Teams often create shared libraries too early. If only one application uses the code, if the domain vocabulary is still moving weekly, or if the supposed reuse is mostly organizational aspiration, forcing a stable public surface can freeze bad assumptions into place. Sometimes the right answer is to keep the component internal until the contract stabilizes.

This is not an argument against reuse. It is an argument for charging the real cost of public APIs. Once other teams depend on the library, changing semantics, ownership, or error policy becomes much more expensive than changing internal code. Reuse is valuable when the problem and contract are mature enough to deserve that cost.

Takeaways

A good reusable C++23 library makes a narrow promise, encodes ownership and invariants directly in public types, keeps failure shape stable, exposes only a few deliberate customization seams, and states versioning and performance claims honestly. It should minimize dependency drag and make adoption decisions easy for experienced callers.

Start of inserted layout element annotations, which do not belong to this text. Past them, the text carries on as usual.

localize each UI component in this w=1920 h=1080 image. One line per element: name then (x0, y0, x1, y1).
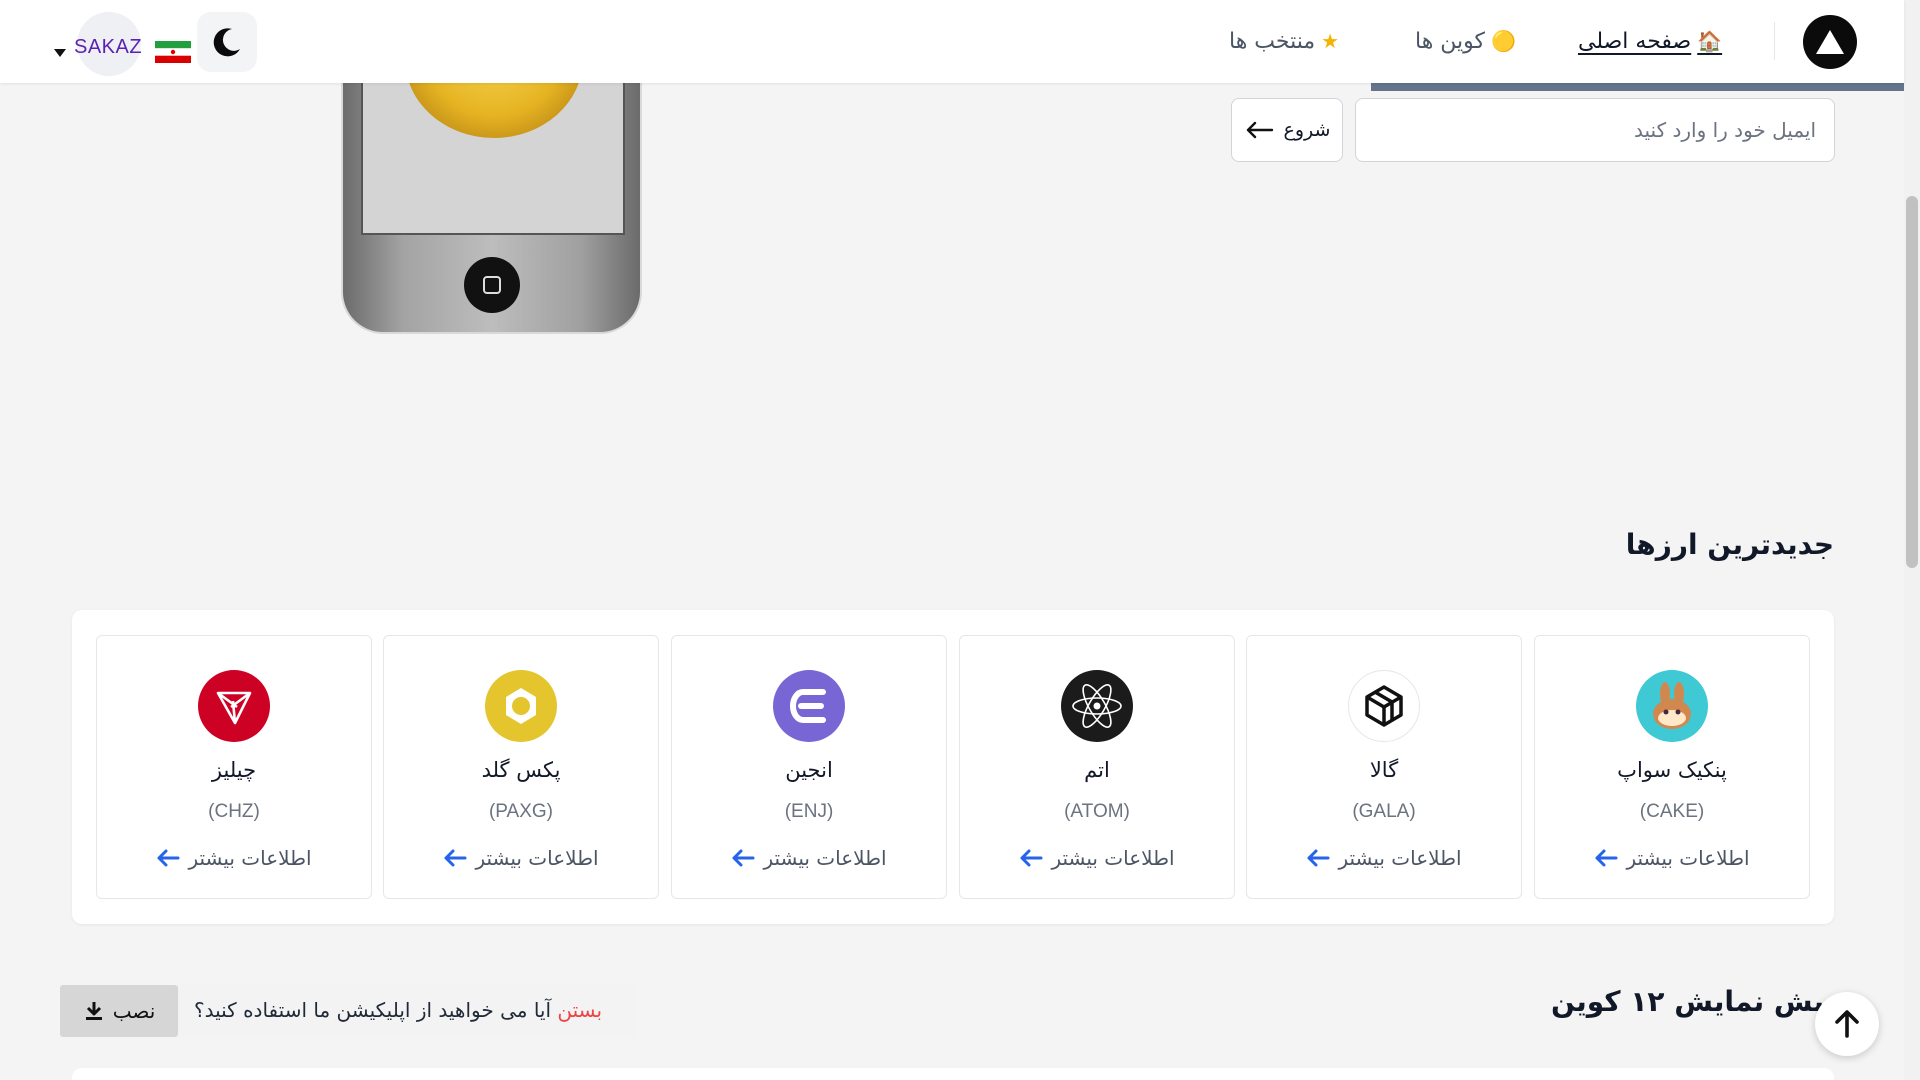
email-field[interactable] (1355, 98, 1835, 162)
more-info-link[interactable]: اطلاعات بیشتر (672, 846, 946, 870)
coin-symbol: (ATOM) (1064, 801, 1130, 822)
more-info-label: اطلاعات بیشتر (188, 846, 312, 870)
theme-toggle-button[interactable] (197, 12, 257, 72)
coin-card-enj[interactable]: انجین (ENJ) اطلاعات بیشتر (671, 635, 947, 899)
iran-flag-icon (155, 41, 191, 63)
more-info-label: اطلاعات بیشتر (763, 846, 887, 870)
arrow-left-icon (444, 849, 467, 867)
nav-home-label: صفحه اصلی (1578, 28, 1692, 54)
arrow-left-icon (157, 849, 180, 867)
coin-symbol: (CHZ) (208, 801, 260, 822)
house-icon: 🏠 (1697, 29, 1723, 53)
nav-favorites-label: منتخب ها (1229, 28, 1316, 54)
more-info-link[interactable]: اطلاعات بیشتر (97, 846, 371, 870)
install-app-prompt: نصب بستن آیا می خواهید از اپلیکیشن ما اس… (60, 985, 636, 1037)
arrow-left-icon (1246, 121, 1273, 139)
more-info-link[interactable]: اطلاعات بیشتر (384, 846, 658, 870)
coin-symbol: (PAXG) (488, 801, 554, 822)
arrow-left-icon (1020, 849, 1043, 867)
pancakeswap-icon (1636, 670, 1708, 742)
install-prompt-text: بستن آیا می خواهید از اپلیکیشن ما استفاد… (194, 998, 602, 1022)
coin-card-chz[interactable]: چیلیز (CHZ) اطلاعات بیشتر (96, 635, 372, 899)
install-button-label: نصب (112, 999, 156, 1023)
coins-section-title: بش نمایش ۱۲ کوین (1551, 985, 1824, 1018)
nav-favorites[interactable]: ★ منتخب ها (1229, 24, 1339, 58)
scroll-to-top-button[interactable] (1815, 992, 1879, 1056)
start-button[interactable]: شروع (1231, 98, 1343, 162)
more-info-label: اطلاعات بیشتر (1338, 846, 1462, 870)
phone-home-button (464, 257, 520, 313)
more-info-label: اطلاعات بیشتر (1051, 846, 1175, 870)
more-info-link[interactable]: اطلاعات بیشتر (1535, 846, 1809, 870)
hero-accent-bar (1371, 83, 1905, 91)
coin-name: چیلیز (211, 758, 257, 782)
coin-card-atom[interactable]: اتم (ATOM) اطلاعات بیشتر (959, 635, 1235, 899)
arrow-left-icon (1307, 849, 1330, 867)
nav-home[interactable]: 🏠 صفحه اصلی (1578, 24, 1722, 58)
arrow-left-icon (732, 849, 755, 867)
triangle-logo-icon (1816, 30, 1844, 54)
chiliz-icon (198, 670, 270, 742)
arrow-up-icon (1835, 1010, 1859, 1038)
more-info-link[interactable]: اطلاعات بیشتر (1247, 846, 1521, 870)
coin-name: پنکیک سواپ (1617, 758, 1727, 782)
start-button-label: شروع (1283, 119, 1331, 141)
newest-coins-title: جدیدترین ارزها (1625, 528, 1834, 561)
pax-gold-icon (485, 670, 557, 742)
more-info-label: اطلاعات بیشتر (475, 846, 599, 870)
coin-symbol: (CAKE) (1639, 801, 1705, 822)
language-selector[interactable]: SAKAZ (52, 12, 192, 76)
top-navbar: 🏠 صفحه اصلی 🟡 کوین ها ★ منتخب ها SAKAZ (0, 0, 1904, 83)
phone-screen (361, 60, 625, 235)
moon-icon (213, 28, 240, 57)
star-icon: ★ (1321, 29, 1340, 53)
coin-name: پکس گلد (481, 758, 561, 782)
coin-name: گالا (1369, 758, 1399, 782)
coins-table-panel (72, 1068, 1834, 1080)
nav-coins-label: کوین ها (1415, 28, 1486, 54)
scrollbar-thumb[interactable] (1906, 196, 1918, 568)
newest-coins-panel: پنکیک سواپ (CAKE) اطلاعات بیشتر گالا (GA… (72, 610, 1834, 924)
logo[interactable] (1803, 15, 1857, 69)
nav-divider (1774, 22, 1775, 60)
more-info-link[interactable]: اطلاعات بیشتر (960, 846, 1234, 870)
install-question: آیا می خواهید از اپلیکیشن ما استفاده کنی… (194, 998, 552, 1022)
cosmos-atom-icon (1061, 670, 1133, 742)
gala-icon (1348, 670, 1420, 742)
coin-card-cake[interactable]: پنکیک سواپ (CAKE) اطلاعات بیشتر (1534, 635, 1810, 899)
download-icon (85, 1002, 102, 1020)
coin-symbol: (ENJ) (784, 801, 834, 822)
coin-name: اتم (1084, 758, 1110, 782)
more-info-label: اطلاعات بیشتر (1626, 846, 1750, 870)
chevron-down-icon (54, 49, 66, 57)
coin-card-gala[interactable]: گالا (GALA) اطلاعات بیشتر (1246, 635, 1522, 899)
coin-icon: 🟡 (1491, 29, 1516, 53)
language-code: SAKAZ (74, 36, 143, 58)
coin-symbol: (GALA) (1352, 801, 1416, 822)
close-prompt-link[interactable]: بستن (557, 998, 602, 1022)
nav-coins[interactable]: 🟡 کوین ها (1415, 24, 1516, 58)
install-button[interactable]: نصب (60, 985, 178, 1037)
enjin-icon (773, 670, 845, 742)
arrow-left-icon (1595, 849, 1618, 867)
coin-card-paxg[interactable]: پکس گلد (PAXG) اطلاعات بیشتر (383, 635, 659, 899)
phone-illustration (341, 60, 642, 334)
coin-name: انجین (785, 758, 833, 782)
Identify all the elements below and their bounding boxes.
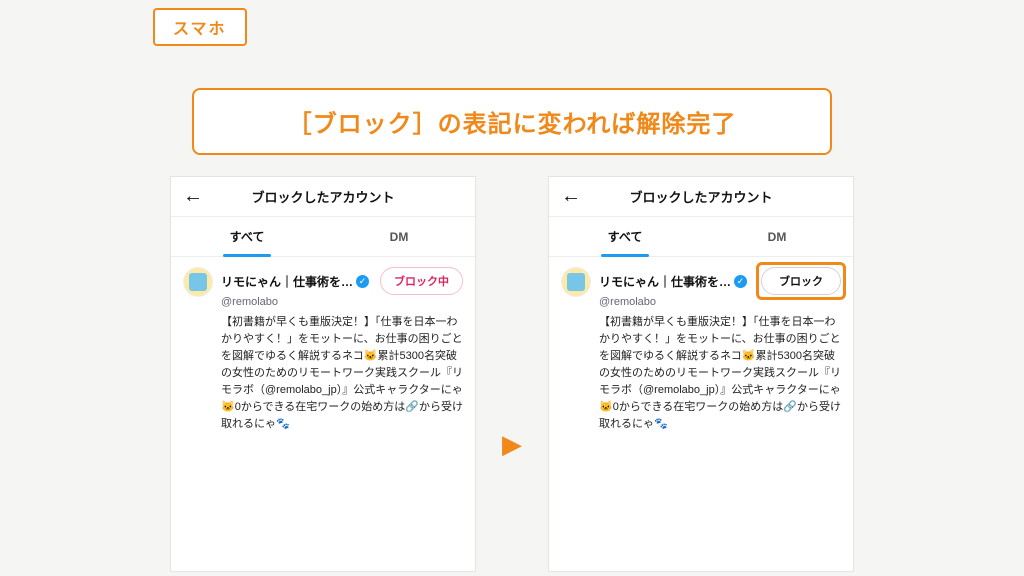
account-row: リモにゃん｜仕事術を… ✓ ブロック @remolabo bbox=[549, 257, 853, 314]
back-icon[interactable]: ← bbox=[183, 185, 203, 208]
account-name: リモにゃん｜仕事術を… bbox=[221, 273, 353, 290]
platform-tag: スマホ bbox=[153, 8, 247, 46]
account-handle: @remolabo bbox=[221, 296, 463, 308]
account-line1: リモにゃん｜仕事術を… ✓ ブロック bbox=[599, 267, 841, 295]
account-main: リモにゃん｜仕事術を… ✓ ブロック中 @remolabo bbox=[221, 267, 463, 308]
verified-badge-icon: ✓ bbox=[734, 275, 747, 288]
account-bio: 【初書籍が早くも重版決定！】「仕事を日本一わかりやすく！」をモットーに、お仕事の… bbox=[549, 314, 853, 443]
phone-header: ← ブロックしたアカウント bbox=[171, 177, 475, 217]
block-status-button[interactable]: ブロック中 bbox=[380, 267, 463, 295]
block-button-wrap: ブロック bbox=[761, 267, 841, 295]
name-wrap: リモにゃん｜仕事術を… ✓ bbox=[221, 273, 369, 290]
tabs: すべて DM bbox=[549, 217, 853, 257]
screen-title: ブロックしたアカウント bbox=[549, 187, 853, 206]
instruction-callout: ［ブロック］の表記に変われば解除完了 bbox=[192, 88, 832, 155]
tab-all[interactable]: すべて bbox=[549, 217, 701, 256]
tab-dm[interactable]: DM bbox=[323, 217, 475, 256]
arrow-icon: ▶ bbox=[502, 429, 522, 460]
account-main: リモにゃん｜仕事術を… ✓ ブロック @remolabo bbox=[599, 267, 841, 308]
account-handle: @remolabo bbox=[599, 296, 841, 308]
phone-left: ← ブロックしたアカウント すべて DM リモにゃん｜仕事術を… ✓ ブロック中… bbox=[170, 176, 476, 572]
account-row: リモにゃん｜仕事術を… ✓ ブロック中 @remolabo bbox=[171, 257, 475, 314]
tab-dm[interactable]: DM bbox=[701, 217, 853, 256]
tab-all[interactable]: すべて bbox=[171, 217, 323, 256]
block-button[interactable]: ブロック bbox=[761, 267, 841, 295]
tabs: すべて DM bbox=[171, 217, 475, 257]
avatar[interactable] bbox=[561, 267, 591, 297]
account-bio: 【初書籍が早くも重版決定！】「仕事を日本一わかりやすく！」をモットーに、お仕事の… bbox=[171, 314, 475, 443]
screen-title: ブロックしたアカウント bbox=[171, 187, 475, 206]
phone-right: ← ブロックしたアカウント すべて DM リモにゃん｜仕事術を… ✓ ブロック bbox=[548, 176, 854, 572]
verified-badge-icon: ✓ bbox=[356, 275, 369, 288]
phones-row: ← ブロックしたアカウント すべて DM リモにゃん｜仕事術を… ✓ ブロック中… bbox=[0, 176, 1024, 572]
avatar[interactable] bbox=[183, 267, 213, 297]
instruction-text: ［ブロック］の表記に変われば解除完了 bbox=[288, 111, 737, 138]
account-line1: リモにゃん｜仕事術を… ✓ ブロック中 bbox=[221, 267, 463, 295]
phone-header: ← ブロックしたアカウント bbox=[549, 177, 853, 217]
account-name: リモにゃん｜仕事術を… bbox=[599, 273, 731, 290]
name-wrap: リモにゃん｜仕事術を… ✓ bbox=[599, 273, 747, 290]
back-icon[interactable]: ← bbox=[561, 185, 581, 208]
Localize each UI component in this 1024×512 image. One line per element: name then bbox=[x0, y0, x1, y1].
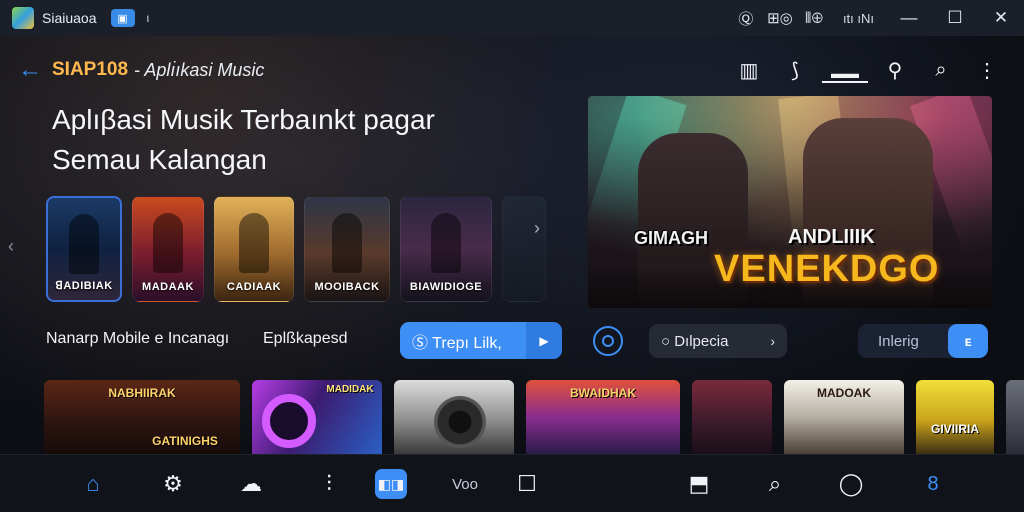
album-cover[interactable]: MADAAK bbox=[132, 196, 204, 302]
banner-text-left: GIMAGH bbox=[634, 228, 708, 248]
category-dropdown[interactable]: ○ Dılpecia › bbox=[649, 324, 787, 358]
content-tile[interactable] bbox=[394, 380, 514, 454]
help-icon[interactable]: Ⓠ bbox=[729, 0, 763, 36]
content-tile[interactable]: GIVIIRIA bbox=[916, 380, 994, 454]
more-icon[interactable]: ⋮ bbox=[964, 58, 1010, 83]
close-button[interactable]: ✕ bbox=[978, 0, 1024, 36]
featured-banner[interactable]: GIMAGH ANDLIIIK VENEKDGO bbox=[588, 96, 992, 308]
title-status-text: ıtı ıNı bbox=[842, 10, 874, 26]
home-icon[interactable]: ⌂ bbox=[70, 455, 116, 512]
share-icon[interactable]: ⬒ bbox=[676, 455, 722, 512]
carousel-prev-icon[interactable]: ‹ bbox=[8, 236, 14, 257]
screens-icon[interactable]: ◧◨ bbox=[375, 469, 407, 499]
title-small-text: ι bbox=[146, 11, 150, 25]
section-label-explore[interactable]: Eplßkapesd bbox=[263, 330, 348, 348]
back-arrow-icon[interactable]: ← bbox=[18, 56, 46, 84]
album-caption: ꓭADIBIAK bbox=[55, 280, 113, 292]
app-logo bbox=[12, 7, 34, 29]
album-cover[interactable]: BIAWIDIOGE bbox=[400, 196, 492, 302]
bottom-navigation: ⌂ ⚙ ☁ ⫶ ◧◨ Voo ☐ ⬒ ⌕ ◯ 8 bbox=[0, 454, 1024, 512]
search-icon[interactable]: ⌕ bbox=[752, 455, 798, 512]
tile-caption: MADOAK bbox=[817, 386, 871, 400]
search-icon[interactable]: ⌕ bbox=[918, 59, 964, 82]
minimize-button[interactable]: — bbox=[886, 0, 932, 36]
headline-line-2: Semau Kalangan bbox=[52, 144, 267, 175]
integration-label: Inlerig bbox=[878, 332, 919, 350]
vod-label[interactable]: Voo bbox=[440, 455, 490, 512]
menu-lines-icon[interactable]: ▬▬ bbox=[822, 57, 868, 83]
album-caption: CADIAAK bbox=[226, 281, 282, 293]
brand-name: SIAP108 bbox=[52, 59, 129, 80]
content-tiles-row: NABHIIRAK GATINIGHS MADIDAK BWAIDHAK MAD… bbox=[44, 380, 1024, 454]
integration-button[interactable]: ᴇ bbox=[948, 324, 988, 358]
tile-subcaption: GATINIGHS bbox=[152, 434, 218, 448]
primary-action-label: Ⓢ Trepı Lilk, bbox=[412, 334, 502, 352]
album-caption: MOOIBACK bbox=[314, 281, 380, 293]
page-headline: Aplıβasi Musik Terbaınkt pagar Semau Kal… bbox=[52, 100, 532, 180]
album-caption: MADAAK bbox=[142, 281, 194, 293]
microphone-icon[interactable]: ⫶ bbox=[306, 455, 352, 512]
carousel-next-icon[interactable]: › bbox=[534, 218, 540, 239]
content-tile[interactable]: MADOAK bbox=[784, 380, 904, 454]
main-content: ← SIAP108 - Aplı̇ıkasi Music ▥ ⟆ ▬▬ ⚲ ⌕ … bbox=[0, 36, 1024, 454]
location-icon[interactable]: ⚲ bbox=[872, 58, 918, 83]
tile-caption: MADIDAK bbox=[326, 384, 374, 395]
content-tile[interactable]: BWAIDHAK bbox=[526, 380, 680, 454]
headline-line-1: Aplıβasi Musik Terbaınkt pagar bbox=[52, 104, 435, 135]
album-caption: BIAWIDIOGE bbox=[409, 281, 483, 293]
section-label-mobile: Nanarp Mobile e Incanagı bbox=[46, 330, 230, 347]
controls-row: Nanarp Mobile e Incanagı Eplßkapesd Ⓢ Tr… bbox=[0, 322, 1024, 362]
circle-icon[interactable]: ◯ bbox=[828, 455, 874, 512]
app-header: ← SIAP108 - Aplı̇ıkasi Music ▥ ⟆ ▬▬ ⚲ ⌕ … bbox=[0, 50, 1024, 90]
link-icon[interactable]: 8 bbox=[910, 455, 956, 512]
keyboard-icon[interactable]: ⊞◎ bbox=[763, 0, 797, 36]
tools-icon[interactable]: ⟆ bbox=[772, 58, 818, 83]
header-subtitle: - Aplı̇ıkasi Music bbox=[134, 59, 265, 80]
settings-icon[interactable]: ⚙ bbox=[150, 455, 196, 512]
integration-control[interactable]: Inlerig ᴇ bbox=[858, 324, 988, 358]
chevron-right-icon: › bbox=[770, 333, 775, 349]
maximize-button[interactable]: ☐ bbox=[932, 0, 978, 36]
banner-text-right: ANDLIIIK bbox=[788, 226, 875, 248]
content-tile[interactable]: MADIDAK bbox=[252, 380, 382, 454]
library-icon[interactable]: ▥ bbox=[726, 58, 772, 83]
cloud-icon[interactable]: ☁ bbox=[228, 455, 274, 512]
play-icon[interactable]: ▶ bbox=[526, 322, 562, 359]
album-cover[interactable] bbox=[502, 196, 546, 302]
tile-caption: BWAIDHAK bbox=[570, 386, 636, 400]
category-label: ○ Dılpecia bbox=[661, 332, 729, 350]
content-tile[interactable] bbox=[692, 380, 772, 454]
primary-action-button[interactable]: Ⓢ Trepı Lilk, ▶ bbox=[400, 322, 562, 359]
gamepad-icon[interactable]: ▣ bbox=[110, 9, 135, 27]
target-icon[interactable] bbox=[593, 326, 623, 356]
banner-title: VENEKDGO bbox=[714, 248, 940, 290]
tile-caption: NABHIIRAK bbox=[108, 386, 176, 400]
album-cover[interactable]: CADIAAK bbox=[214, 196, 294, 302]
album-cover[interactable]: MOOIBACK bbox=[304, 196, 390, 302]
content-tile[interactable] bbox=[1006, 380, 1024, 454]
record-icon[interactable]: ⦀⊕ bbox=[797, 0, 831, 36]
tile-caption: GIVIIRIA bbox=[930, 422, 979, 436]
album-cover[interactable]: ꓭADIBIAK bbox=[46, 196, 122, 302]
title-bar: Siaiuaoa ▣ ι Ⓠ ⊞◎ ⦀⊕ ıtı ıNı — ☐ ✕ bbox=[0, 0, 1024, 36]
content-tile[interactable]: NABHIIRAK GATINIGHS bbox=[44, 380, 240, 454]
app-name: Siaiuaoa bbox=[42, 10, 97, 26]
window-icon[interactable]: ☐ bbox=[504, 455, 550, 512]
album-carousel: ꓭADIBIAK MADAAK CADIAAK MOOIBACK BIAWIDI… bbox=[46, 196, 546, 302]
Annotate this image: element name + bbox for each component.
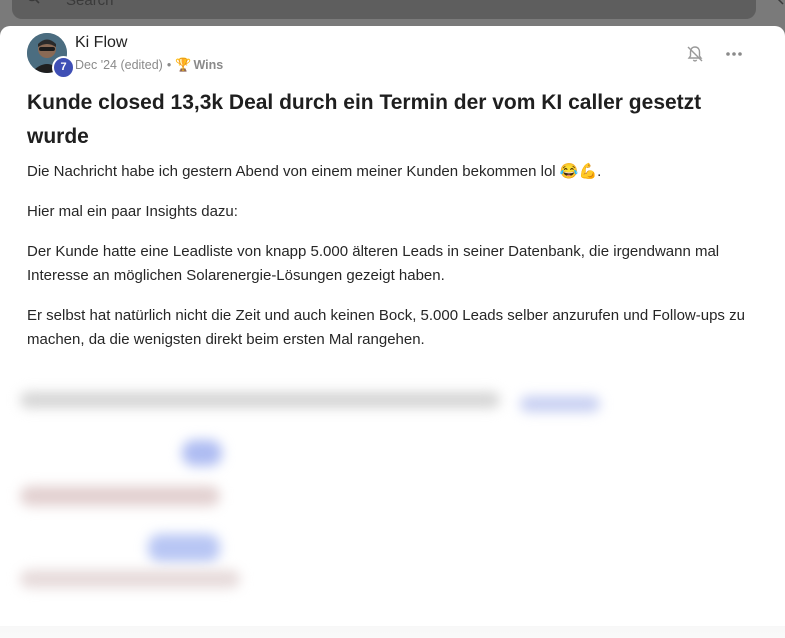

The tradeoffs are the usual ones but paid more explicitly than in applications. Richer signatures can look less elegant. Stable error categories require translation. ABI-aware design limits public template freedom. Narrow seams require discipline about what not to customize. Those are acceptable costs because a library is a long-lived contract, not just a pile of reusable code.

Review questions:

  • What narrow promise does this library make, and what important responsibilities does it explicitly refuse?
  • Which public types communicate ownership, lifetime, and invariants without hidden assumptions?
  • Is the public error surface small, stable, and actionable for callers?
  • Which customization seams are genuinely necessary, and which dependencies should be pushed behind adapters instead of into public headers?
  • What compatibility promise is actually being made: source, ABI, serialized format, semantic behavior, or some combination?